Wednesday, August 24, 2011

Poor Widows, Cat Food & Property Taxes

Whenever proposals to tax wealth rather than income are made there is invariably a backlash as the spectre of poor widows being evicted from their homes is brought up, as the Economist's Bagehot does here:
But here is my other worry. You could also name such a tax a "force Home Counties widows to sell their homes and downsize tax". This is a blog posting, not a finished print article, so I do not have hard and fast numbers for this, but a fair number of the people living in "mansions" are certain to be pensioners on relatively low incomes. Charge them several thousand pounds a year to stay in their homes, and many would simply have to move out.
This is an emotive point of course even if it isn't rational- the current system compels people to choose to live where they don't want to as well- I wonder if the effect on the "poor widows" is not actually positive.

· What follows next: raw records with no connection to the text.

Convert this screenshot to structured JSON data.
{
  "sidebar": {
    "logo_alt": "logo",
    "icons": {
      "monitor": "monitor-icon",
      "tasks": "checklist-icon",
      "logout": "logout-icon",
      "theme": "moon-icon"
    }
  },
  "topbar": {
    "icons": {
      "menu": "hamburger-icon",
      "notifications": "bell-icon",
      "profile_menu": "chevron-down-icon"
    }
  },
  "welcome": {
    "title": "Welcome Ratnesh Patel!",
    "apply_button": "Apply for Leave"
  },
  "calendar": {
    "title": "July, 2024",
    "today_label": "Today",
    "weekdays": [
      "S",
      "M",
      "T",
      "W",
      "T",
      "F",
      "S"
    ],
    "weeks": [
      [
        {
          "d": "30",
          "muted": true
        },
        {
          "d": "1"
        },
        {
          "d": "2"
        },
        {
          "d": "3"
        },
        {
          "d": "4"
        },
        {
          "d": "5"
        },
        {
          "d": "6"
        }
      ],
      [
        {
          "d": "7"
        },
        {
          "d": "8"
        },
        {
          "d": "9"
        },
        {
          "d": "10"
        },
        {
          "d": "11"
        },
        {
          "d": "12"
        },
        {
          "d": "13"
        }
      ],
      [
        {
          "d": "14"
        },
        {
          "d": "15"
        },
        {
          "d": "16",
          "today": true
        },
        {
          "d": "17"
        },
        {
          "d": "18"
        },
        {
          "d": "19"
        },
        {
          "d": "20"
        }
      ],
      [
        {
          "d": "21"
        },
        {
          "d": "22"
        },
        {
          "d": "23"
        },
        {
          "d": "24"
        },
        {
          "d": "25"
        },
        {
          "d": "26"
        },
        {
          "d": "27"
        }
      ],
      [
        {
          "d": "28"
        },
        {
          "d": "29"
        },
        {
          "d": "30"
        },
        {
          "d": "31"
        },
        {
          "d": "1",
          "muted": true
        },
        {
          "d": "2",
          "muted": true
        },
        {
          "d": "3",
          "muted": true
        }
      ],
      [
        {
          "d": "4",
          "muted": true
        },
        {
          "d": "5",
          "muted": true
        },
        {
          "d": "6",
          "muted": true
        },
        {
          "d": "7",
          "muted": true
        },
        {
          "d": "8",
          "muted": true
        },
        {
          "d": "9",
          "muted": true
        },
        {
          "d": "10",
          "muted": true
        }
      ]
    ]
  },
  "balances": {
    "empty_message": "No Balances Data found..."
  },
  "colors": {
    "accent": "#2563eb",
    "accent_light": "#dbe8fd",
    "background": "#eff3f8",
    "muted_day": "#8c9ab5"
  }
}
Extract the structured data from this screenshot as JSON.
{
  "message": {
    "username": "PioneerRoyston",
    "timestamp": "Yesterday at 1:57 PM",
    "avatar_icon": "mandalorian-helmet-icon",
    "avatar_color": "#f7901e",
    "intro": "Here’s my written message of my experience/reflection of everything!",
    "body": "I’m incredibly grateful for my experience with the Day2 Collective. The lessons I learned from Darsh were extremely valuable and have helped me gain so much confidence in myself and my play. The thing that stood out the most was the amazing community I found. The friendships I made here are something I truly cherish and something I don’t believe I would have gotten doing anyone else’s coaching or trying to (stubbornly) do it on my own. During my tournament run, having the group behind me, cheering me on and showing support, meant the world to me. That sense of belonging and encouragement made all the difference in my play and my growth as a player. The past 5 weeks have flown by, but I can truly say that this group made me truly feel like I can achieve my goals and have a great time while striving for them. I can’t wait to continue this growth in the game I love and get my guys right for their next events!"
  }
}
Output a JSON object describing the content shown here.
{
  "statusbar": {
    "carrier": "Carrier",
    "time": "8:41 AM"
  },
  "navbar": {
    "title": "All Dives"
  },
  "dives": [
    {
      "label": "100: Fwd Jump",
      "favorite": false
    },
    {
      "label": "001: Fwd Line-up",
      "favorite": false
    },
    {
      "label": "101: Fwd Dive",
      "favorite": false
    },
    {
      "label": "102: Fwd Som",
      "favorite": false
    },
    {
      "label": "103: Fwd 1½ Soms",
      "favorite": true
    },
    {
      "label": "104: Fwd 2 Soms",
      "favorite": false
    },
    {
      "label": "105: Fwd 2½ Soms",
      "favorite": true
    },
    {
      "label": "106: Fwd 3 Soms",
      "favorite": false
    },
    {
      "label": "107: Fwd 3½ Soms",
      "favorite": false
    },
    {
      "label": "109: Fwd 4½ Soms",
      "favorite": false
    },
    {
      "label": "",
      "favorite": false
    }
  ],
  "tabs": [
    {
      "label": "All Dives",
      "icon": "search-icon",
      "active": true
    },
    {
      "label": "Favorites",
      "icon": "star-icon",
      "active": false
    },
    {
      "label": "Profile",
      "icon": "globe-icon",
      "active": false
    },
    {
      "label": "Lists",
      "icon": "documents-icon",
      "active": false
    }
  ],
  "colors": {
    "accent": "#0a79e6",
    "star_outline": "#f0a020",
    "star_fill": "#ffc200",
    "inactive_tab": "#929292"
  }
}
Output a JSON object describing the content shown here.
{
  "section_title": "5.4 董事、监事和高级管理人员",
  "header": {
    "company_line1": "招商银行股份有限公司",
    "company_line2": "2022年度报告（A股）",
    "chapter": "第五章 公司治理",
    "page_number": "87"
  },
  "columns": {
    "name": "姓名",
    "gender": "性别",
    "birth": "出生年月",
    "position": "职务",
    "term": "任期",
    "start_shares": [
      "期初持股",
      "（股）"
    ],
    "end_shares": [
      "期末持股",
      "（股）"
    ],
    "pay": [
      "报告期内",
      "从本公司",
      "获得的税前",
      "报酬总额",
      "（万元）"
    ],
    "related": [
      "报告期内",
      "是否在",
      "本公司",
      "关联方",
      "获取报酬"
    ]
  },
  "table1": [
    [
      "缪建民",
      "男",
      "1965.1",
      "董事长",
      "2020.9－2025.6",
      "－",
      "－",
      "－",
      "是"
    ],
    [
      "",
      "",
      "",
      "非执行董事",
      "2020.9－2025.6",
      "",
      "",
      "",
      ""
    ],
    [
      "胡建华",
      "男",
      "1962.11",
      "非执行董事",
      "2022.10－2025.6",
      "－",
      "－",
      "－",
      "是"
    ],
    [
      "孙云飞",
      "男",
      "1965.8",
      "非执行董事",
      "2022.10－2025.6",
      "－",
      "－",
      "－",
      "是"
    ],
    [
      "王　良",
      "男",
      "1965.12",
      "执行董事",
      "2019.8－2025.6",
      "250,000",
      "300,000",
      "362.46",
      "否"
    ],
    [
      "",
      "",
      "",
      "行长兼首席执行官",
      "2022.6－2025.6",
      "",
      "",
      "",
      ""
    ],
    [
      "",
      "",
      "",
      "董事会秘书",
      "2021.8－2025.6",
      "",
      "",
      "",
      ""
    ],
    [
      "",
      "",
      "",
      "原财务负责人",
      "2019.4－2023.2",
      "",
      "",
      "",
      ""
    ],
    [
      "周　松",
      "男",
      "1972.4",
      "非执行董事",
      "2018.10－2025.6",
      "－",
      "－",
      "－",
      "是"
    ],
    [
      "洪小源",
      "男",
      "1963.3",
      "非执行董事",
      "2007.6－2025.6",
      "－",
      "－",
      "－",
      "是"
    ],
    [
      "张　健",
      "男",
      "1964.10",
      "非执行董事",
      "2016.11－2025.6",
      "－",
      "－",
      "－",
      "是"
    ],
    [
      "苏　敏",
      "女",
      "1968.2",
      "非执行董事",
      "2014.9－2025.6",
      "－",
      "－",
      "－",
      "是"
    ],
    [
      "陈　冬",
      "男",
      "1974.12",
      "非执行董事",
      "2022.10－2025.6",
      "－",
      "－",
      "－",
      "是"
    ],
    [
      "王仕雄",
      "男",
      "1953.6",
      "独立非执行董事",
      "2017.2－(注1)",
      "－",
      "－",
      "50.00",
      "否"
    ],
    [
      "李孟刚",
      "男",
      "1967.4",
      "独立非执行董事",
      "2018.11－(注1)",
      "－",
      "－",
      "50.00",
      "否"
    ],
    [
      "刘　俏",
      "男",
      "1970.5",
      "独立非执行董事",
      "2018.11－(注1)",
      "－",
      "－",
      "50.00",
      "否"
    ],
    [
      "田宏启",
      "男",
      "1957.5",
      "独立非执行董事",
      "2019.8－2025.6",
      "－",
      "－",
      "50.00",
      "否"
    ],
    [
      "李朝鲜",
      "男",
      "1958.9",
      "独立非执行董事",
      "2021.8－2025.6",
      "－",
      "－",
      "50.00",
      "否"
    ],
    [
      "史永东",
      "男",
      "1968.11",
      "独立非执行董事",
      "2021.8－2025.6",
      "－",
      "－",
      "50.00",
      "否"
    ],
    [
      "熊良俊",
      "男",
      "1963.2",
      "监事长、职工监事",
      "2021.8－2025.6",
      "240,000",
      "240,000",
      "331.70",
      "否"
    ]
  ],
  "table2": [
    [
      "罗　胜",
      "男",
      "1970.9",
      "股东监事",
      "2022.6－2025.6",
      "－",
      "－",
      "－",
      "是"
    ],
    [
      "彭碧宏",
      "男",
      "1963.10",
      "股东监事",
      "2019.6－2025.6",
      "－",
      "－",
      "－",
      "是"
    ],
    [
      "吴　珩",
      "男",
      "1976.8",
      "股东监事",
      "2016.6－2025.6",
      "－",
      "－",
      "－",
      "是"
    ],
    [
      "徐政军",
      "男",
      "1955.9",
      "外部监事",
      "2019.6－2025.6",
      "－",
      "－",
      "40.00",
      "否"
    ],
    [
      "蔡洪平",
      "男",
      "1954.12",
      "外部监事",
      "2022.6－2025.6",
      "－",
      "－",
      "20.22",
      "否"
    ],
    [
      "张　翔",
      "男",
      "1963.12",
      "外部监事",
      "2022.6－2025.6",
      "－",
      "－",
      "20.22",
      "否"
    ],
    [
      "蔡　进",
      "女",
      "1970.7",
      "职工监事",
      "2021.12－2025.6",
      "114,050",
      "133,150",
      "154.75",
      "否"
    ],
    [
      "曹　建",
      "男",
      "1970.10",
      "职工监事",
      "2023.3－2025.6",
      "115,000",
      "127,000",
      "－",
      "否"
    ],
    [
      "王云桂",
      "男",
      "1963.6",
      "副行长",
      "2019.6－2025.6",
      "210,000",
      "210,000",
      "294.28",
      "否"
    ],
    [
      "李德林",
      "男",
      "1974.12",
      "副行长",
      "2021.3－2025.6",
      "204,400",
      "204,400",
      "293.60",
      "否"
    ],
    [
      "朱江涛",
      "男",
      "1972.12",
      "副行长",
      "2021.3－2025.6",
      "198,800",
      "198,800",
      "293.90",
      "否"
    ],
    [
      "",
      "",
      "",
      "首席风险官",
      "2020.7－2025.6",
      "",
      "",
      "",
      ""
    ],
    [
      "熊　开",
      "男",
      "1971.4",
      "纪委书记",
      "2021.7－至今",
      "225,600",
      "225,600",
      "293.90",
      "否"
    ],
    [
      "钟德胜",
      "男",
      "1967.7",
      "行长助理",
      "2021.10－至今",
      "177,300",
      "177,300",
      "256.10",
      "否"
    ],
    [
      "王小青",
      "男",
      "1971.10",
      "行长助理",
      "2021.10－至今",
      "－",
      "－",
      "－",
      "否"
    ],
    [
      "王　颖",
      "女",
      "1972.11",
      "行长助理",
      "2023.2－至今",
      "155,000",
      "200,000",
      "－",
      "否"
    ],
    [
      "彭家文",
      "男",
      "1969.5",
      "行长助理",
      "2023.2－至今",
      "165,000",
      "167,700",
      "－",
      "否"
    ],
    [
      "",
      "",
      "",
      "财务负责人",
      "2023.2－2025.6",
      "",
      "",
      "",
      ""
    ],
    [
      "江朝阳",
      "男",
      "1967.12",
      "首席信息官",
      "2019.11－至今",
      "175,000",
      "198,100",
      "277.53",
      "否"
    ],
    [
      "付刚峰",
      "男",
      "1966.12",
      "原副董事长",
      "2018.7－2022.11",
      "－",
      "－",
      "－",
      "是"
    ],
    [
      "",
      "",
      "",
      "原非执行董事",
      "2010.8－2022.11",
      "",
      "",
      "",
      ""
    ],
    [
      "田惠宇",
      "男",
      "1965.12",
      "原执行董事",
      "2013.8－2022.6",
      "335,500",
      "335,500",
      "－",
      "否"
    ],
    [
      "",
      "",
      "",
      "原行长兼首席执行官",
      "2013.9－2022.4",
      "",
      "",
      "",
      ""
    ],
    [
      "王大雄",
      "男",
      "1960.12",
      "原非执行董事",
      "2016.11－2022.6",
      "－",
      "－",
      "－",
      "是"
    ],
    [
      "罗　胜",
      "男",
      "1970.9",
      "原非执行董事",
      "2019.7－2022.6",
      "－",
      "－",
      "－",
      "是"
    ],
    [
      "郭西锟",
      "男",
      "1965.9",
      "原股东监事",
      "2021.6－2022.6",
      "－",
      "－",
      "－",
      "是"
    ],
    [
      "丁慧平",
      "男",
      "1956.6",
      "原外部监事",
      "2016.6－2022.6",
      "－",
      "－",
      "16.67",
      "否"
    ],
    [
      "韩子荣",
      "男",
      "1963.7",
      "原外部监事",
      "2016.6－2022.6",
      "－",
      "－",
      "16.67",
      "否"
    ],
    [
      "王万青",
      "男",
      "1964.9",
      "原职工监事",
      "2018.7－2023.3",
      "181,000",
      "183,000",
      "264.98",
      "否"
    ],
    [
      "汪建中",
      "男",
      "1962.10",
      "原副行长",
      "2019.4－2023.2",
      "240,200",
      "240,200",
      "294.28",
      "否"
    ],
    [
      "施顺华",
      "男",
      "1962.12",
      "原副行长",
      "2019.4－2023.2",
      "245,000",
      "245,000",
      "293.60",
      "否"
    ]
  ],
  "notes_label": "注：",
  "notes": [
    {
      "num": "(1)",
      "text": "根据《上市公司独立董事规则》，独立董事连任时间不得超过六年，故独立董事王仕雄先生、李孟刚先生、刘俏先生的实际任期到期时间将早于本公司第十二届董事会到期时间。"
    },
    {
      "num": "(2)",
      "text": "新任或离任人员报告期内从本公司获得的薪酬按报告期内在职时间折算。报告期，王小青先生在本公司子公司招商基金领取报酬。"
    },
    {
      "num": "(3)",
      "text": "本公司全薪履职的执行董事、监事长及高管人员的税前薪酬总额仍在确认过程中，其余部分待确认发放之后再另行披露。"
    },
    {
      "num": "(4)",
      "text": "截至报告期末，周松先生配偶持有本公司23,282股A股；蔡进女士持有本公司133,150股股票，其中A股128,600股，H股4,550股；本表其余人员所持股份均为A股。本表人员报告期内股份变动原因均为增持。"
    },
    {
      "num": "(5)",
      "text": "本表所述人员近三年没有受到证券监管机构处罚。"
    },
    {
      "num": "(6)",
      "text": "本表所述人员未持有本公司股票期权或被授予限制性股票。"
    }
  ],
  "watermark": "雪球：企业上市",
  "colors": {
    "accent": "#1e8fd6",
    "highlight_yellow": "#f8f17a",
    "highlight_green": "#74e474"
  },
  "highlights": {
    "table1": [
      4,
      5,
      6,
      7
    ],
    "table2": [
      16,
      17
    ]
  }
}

Anyone unable to pay a tax of 0.5% on the value of a house is likely to be having to be very careful with what they spend. Let's say a 75 year old mansion dwelling widow's budget is a mere £70 a week and it is currently spend like this:
  • £40 Food
  • £14 Heating
  • £16 Cat food.
Now she has to move out of her £800 000 house into a more modest £300 000 property. Using this windfall she now lets herself spend £250 a week- so she now spends it like this:
  • £40 Food
  • £10 Heating (smaller house)
  • £150 Cat food.
  • £40 Bingo
  • £10 Holiday fund.
As you can see her lifestyle has improved considerably as she now gets to go out and meet people and enjoy life and has more well fed cats.

A property or land tax will shift wealth that is currently tied up in houses into the general economy- and  it will be the poor widows who reap the initial dividend. And then cat food manufacturers.

13 comments:

Mark Wadsworth said...

Agreed. Of course.

Laban said...

But it's her house, where she and her husband raised their family. She's lived there 40-odd years. She's paid for it. Why should she move ?

Ross said...

Well some people always will be compelled to move under any tax regime.

A 30 ish couple whose income is cut through a rise in income tax or VAT could be forced to move. It's regrettable when that happens but I don't see why elderly people are should be specially protected.

tolkein said...

There's also the likelihood that the move will kill her. Uprooting at 75 will be traumatic in a way it won't be for someone in their 30s.

Anonymous said...

I agree with a land value tax.
However of course it MUST go hand in hand with a reform of social housing. Otherwise we will see pensioner x having to sell their house because of tax and pensioner y staying in their council house and paying a laughably low rent and young person x paying 3 times as much rent for a little flat down the street.

JuliaM said...

I agree with Laban. Why should she have to move? Her quiet of life could go down, as well as up!

James Higham said...

I'd imagine the Bingo allocation would remain constant, whatever the circumstances.

Anonymous said...

I see, you want the government to butt out of YOUR lives but not other people's.
Two faced shower of tw@ts.
It's her/their money, they can do what the fuck they like with it.
Butt out.

Ross said...

Abusive Anon- If I've ever advocated an anarchist state, show me where.

Any state has to be paid for somehow, so the question then moves on to how.

Property & land taxes are far less intrusive than income taxes because they have to keep records of who own what anyway.

James- Perhaps, although cat food is the higher priority.

Tolkien & Julia- You could go for the approach Mark has suggested of allowing pensioners to pay after they die. Or they could borrow on the value of their homes.

Nice Anon- Personally I would get rid of council housing entirely, it is inherently unfair, pay people who the council determine should receive free housing the rent money.

Hexe Froschbein said...

Why does she even need a house? Why does *anyone* need a house?

We could warehouse people in general, Japanese style in rental container beds, now that would free up lotsa money and probably pay off the national debt in no time.

Think of all those marriages saved(no more DIY, no more arguing who cleans the non-existent kitchen)
and the green live style that results from streamlining human use of resources this way.

And imagine the space for nature that we could gain!

I think you should write this great idea up properly, how about calling it a 'modest proposal'?

8():

Ps.: check this out: http://www.youtube.com/watch?v=_hYpAYWqiwo

Ross said...

Hexe- good points.

My most read post ever, on Passive Masturbation, was a conscious attempt on my part to emulate "A Modest Proposal" to a degree.

Anonymous said...

"any state has to be paid for" - why?
So sell pensioners houses to buy top hats for council workers. after all pensioners are weak and expendible under this blog's concept.

Ross said...

No Anon, you are being ridiculous.

At the moment the tax system goes to ludicrous lengths to coddle pensioners by barely taxing wealth at all but taxing income a lot.

Stopping coddling a particular group does not equal tjem being "expendable".